In a study taken in London with 364 women in post menopause, Garnett et al showed a difference in the digital radiography of 1123 grams of hydroxyapatite (gHa)/cm2 in the group treated with 75 mg of oestradiol and 100 mg of endodermic testosterone versus 0.951 gHa/cm2 in the control group17.
Studd et al studied 213 patients using oestradiol implants (75 mg) and testosterone (100 mg) and showed an increase of 8.3% and 2.8% in bone density and lumbar spine and femoral neck after 1 year18.
Davis et al showed the use of testosterone improved the effects of oestradiol on bone density in a prospective 2 year study of with 34 Australian women in post menopause using implants of 50 mg of oestradiol or oestradiol plus testosterone (50 mg).
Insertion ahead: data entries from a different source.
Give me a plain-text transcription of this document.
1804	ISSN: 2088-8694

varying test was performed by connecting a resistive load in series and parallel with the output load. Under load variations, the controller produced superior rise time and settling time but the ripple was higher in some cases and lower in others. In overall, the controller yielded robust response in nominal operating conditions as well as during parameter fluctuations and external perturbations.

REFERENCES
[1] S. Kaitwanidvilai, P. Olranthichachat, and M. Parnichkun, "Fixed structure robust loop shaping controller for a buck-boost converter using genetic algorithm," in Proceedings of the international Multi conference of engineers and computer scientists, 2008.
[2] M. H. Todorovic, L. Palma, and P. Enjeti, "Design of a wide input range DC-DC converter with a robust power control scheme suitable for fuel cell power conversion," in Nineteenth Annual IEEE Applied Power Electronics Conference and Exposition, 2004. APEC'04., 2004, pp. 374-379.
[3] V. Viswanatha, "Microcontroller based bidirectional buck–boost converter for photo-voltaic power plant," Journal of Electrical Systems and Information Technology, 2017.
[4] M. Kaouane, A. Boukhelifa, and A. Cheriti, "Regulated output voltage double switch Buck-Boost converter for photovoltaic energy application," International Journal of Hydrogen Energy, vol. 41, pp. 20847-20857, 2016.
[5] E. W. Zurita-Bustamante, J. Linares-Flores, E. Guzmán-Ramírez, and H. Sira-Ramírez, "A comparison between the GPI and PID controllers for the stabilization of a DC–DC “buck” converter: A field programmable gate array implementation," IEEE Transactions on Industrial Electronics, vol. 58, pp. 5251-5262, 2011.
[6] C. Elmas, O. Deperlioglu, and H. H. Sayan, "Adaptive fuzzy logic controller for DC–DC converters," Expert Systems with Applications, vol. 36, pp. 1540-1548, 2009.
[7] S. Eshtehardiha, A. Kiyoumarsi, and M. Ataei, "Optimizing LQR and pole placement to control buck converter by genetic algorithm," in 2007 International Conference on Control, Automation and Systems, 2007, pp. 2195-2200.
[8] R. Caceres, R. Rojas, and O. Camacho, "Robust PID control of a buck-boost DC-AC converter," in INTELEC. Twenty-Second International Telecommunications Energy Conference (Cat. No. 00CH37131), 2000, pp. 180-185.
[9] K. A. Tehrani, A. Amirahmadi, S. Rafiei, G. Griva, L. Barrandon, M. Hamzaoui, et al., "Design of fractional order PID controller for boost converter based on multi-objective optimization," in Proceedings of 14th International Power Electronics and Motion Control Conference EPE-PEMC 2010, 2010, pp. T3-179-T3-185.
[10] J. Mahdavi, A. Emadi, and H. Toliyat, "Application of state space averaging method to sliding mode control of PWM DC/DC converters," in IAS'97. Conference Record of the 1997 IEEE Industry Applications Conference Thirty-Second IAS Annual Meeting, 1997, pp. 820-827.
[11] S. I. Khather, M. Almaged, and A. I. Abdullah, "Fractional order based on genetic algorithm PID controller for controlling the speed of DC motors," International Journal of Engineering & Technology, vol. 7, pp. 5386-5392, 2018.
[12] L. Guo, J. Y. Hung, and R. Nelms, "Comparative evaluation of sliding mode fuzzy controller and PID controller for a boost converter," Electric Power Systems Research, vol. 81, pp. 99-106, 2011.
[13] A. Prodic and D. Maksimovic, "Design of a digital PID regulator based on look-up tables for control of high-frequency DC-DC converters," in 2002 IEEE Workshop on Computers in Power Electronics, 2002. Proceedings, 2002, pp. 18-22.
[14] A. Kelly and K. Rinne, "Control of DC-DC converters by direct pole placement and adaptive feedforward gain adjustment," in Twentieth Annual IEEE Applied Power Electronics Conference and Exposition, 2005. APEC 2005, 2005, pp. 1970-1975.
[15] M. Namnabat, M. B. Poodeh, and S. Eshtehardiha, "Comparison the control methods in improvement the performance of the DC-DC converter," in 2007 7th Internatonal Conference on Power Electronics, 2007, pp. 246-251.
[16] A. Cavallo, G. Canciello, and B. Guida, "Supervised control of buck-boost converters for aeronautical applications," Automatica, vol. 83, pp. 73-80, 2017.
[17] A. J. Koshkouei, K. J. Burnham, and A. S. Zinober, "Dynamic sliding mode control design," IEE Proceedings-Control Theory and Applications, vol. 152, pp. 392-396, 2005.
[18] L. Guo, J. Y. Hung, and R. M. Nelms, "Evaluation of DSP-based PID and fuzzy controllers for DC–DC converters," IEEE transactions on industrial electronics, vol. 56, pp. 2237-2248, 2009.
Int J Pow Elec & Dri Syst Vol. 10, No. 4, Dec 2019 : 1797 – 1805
A bone densitometry (DEXA) was carried out and found an increase of 10% and 8.8% in bone density in the femur and lumbar spine (L1–L4) in the group using oestradiol plus testosterone, compared to 2.4% and 3.5% in the group using isolated oestradiol20. The favourable oestrogenic effects on lipids were preserved in women treated with testosterone, in association with beneficial changes in body composition.
Savvas et al studied 20 women from London, UK, who were using long-term oral oestrogen in post-menopause, and inserted implants of oestradiol plus testosterone in 10 patients. They observed an increase of 5.7% of bone density in lumbar spine and 5.2% in femoral neck in these women, through the bone mineral densitometry (DEXA) after 1 year. In women who kept using oral isolated oestradiol there were no changes in bone density21.
Britto et al studied 122 patients in a 1 year prospective cohort using implants of oestradiol and testosterone and observed improvement in the lipid profile (total cholesterol, HDL and triglycerides) after 1 year22.
Farish et al studied 14 oophorectomized women treated with 50 mg implants of oestradiol and 17 with implants of oestradiol plus testosterone (50 and 100 mg respectively). During 6 months they showed that the LDL reduced in both groups and LDL did not suffer modifications in the group taking oestradiol plus testosterone23.
One benefit of the use of implants is the continuous maintenance of serum levels of oestradiol and testosterone. Filho et al, studied 258 women using oestradiol and testosterone implants resulting in blood levels that ranged from 35 to 50 pg/mL of oestradiol and physiological blood levels that ranged from 50 to 80 ng/dl of testosterone. Zang et al, studied 63 women using oral testosterone undecanoate 40 mg and oestradiol valerate (2 mg daily) and found an average of 40–49 ng/dl of serum testosterone24,13, which is within average levels for females.
The benefits of the use of oestradiol and androgen subdermic implants have been demonstrated in publications resulting from studies with a reduced number of patients, in non-probabilistic samples, and most of them observational. On the other hand, the results converge towards an improvement of the lipid profile and increase in the bone mineral density in the patients in post menopause. Additional studies are being conducted by the author to further support the use of subdermic implants for hormone replacement therapy.